Hopefully that helps! I think it's genuinely possible I'm just dumb also and that this normal behavior for archiving lol.

But, if you happen to have any ideas off-hand for how to run that above-mentioned check on the files_map I would be very grateful.

Thanks for all your hard work on this project! It's been really great working with it and being able to so easily use 7zip functionality in my project.

rikyoz commented 1 year ago

Hi! Sorry for the late reply!

My files_map here contained an entry for every item to be added, and in this instance it included an entry for the parent directory of the items

Removing the entry for "base" would fix the issue, and leave 1 copy of each text file, while including it would mean that in addition to copying each file in the subsequent entries to the archive, it would also copied all the files in the archive when initially copying over that first "base" folder, because it wasn't empty.

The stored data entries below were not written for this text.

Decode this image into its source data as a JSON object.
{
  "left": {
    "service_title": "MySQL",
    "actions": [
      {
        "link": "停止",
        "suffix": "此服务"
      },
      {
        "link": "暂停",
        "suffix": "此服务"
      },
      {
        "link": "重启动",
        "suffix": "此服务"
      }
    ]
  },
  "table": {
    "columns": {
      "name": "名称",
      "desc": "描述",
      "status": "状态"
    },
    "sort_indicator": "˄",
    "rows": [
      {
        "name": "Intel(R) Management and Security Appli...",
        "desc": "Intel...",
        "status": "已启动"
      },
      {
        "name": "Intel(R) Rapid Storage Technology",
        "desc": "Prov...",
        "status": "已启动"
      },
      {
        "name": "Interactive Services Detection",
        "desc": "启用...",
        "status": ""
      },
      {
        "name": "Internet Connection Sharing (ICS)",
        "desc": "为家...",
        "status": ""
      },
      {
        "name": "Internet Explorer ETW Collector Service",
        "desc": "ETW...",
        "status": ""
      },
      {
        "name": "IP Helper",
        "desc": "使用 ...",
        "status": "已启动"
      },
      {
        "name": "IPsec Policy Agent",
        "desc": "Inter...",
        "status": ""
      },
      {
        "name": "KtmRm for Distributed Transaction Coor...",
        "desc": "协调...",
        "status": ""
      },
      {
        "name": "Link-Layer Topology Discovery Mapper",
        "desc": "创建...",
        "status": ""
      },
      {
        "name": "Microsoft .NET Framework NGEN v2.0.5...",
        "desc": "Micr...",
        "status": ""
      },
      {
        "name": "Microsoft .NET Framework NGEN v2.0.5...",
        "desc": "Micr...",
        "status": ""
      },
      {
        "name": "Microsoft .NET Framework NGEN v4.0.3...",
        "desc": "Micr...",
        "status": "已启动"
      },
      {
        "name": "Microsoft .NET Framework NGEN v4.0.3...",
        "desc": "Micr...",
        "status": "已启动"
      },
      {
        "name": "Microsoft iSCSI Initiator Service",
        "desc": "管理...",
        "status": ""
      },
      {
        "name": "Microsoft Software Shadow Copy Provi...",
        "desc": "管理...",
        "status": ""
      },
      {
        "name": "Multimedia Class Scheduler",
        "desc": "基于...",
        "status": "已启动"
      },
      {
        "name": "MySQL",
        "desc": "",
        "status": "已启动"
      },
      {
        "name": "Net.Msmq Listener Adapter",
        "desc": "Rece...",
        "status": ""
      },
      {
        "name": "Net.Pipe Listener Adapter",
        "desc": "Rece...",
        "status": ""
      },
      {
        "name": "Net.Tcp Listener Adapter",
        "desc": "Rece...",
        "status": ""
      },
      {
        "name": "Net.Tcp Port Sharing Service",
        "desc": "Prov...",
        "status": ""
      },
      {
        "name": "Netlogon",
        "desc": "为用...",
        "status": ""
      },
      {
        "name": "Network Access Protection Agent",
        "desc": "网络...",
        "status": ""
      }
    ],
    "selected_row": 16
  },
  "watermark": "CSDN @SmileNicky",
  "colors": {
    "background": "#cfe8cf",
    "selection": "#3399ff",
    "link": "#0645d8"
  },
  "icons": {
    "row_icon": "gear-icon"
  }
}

I think it's genuinely possible I'm just dumb also and that this normal behavior for archiving lol.

Yeah, actually this is the expected behavior of the compressor method that takes a map as the first argument. It just treats all the entries in the map as different elements, it doesn't try to be "smart". Thus, it first adds the directory and the files it contains; then, it adds all the other files in the map (which in your case happen to be the same). Finally, since bit7z v3.x always appends new items, hence the duplicate items.

The way my project will handle updating an archive will probably be via a stored vector of changes-in-progress, like dirs and files renamed or moved or added/deleted, and so consequently, if a user adds an empty dir, then an item for that would be added to the dataList to be archived on project save. So, while simply using compressDirectory() here would work, I may run into this again, when a user adds an empty folder, and then a subsequent file underneath that folder (resulting in 2 entries in the dataList).

So, I think my issue in this instance would be best fixed (and this could possibly be something that I should just implement in my own project's handling of archiving actions using bit7z?) by doing some sort of check on the dataList before archiving to see if any formerly empty dirs have further entries that suggest they are now the proud parents of text files?

But, if you happen to have any ideas off-hand for how to run that above-mentioned check on the files_map I would be very grateful.

If I understand your use case correctly, one possible solution would be to always exclude/ignore non-empty folders in the files_map and always add either empty folders or files. However, in this case, you may have duplicates of the empty folder (if you add it multiple times). Alternatively, you may also check the content of the already existing archive via BitArchiveInfo, and then decide how to update it.

The next version of bit7z (which is in beta) might simplify a bit your use case since it allows you to specify to always overwrite existing files in the updated archive, rather than appending them and hence generate duplicates.

Thanks for all your hard work on this project! It's been really great working with it and being able to so easily use 7zip functionality in my project.

You're welcome! And thank you for using and appreciating it!

fairybow commented 1 year ago

Thanks for the reply! I think the next version sounds like it will definitely be useful in my case, and in the meantime I can figure out a way to conditionally include dirs in the files_map if they don't have children but leave them out otherwise.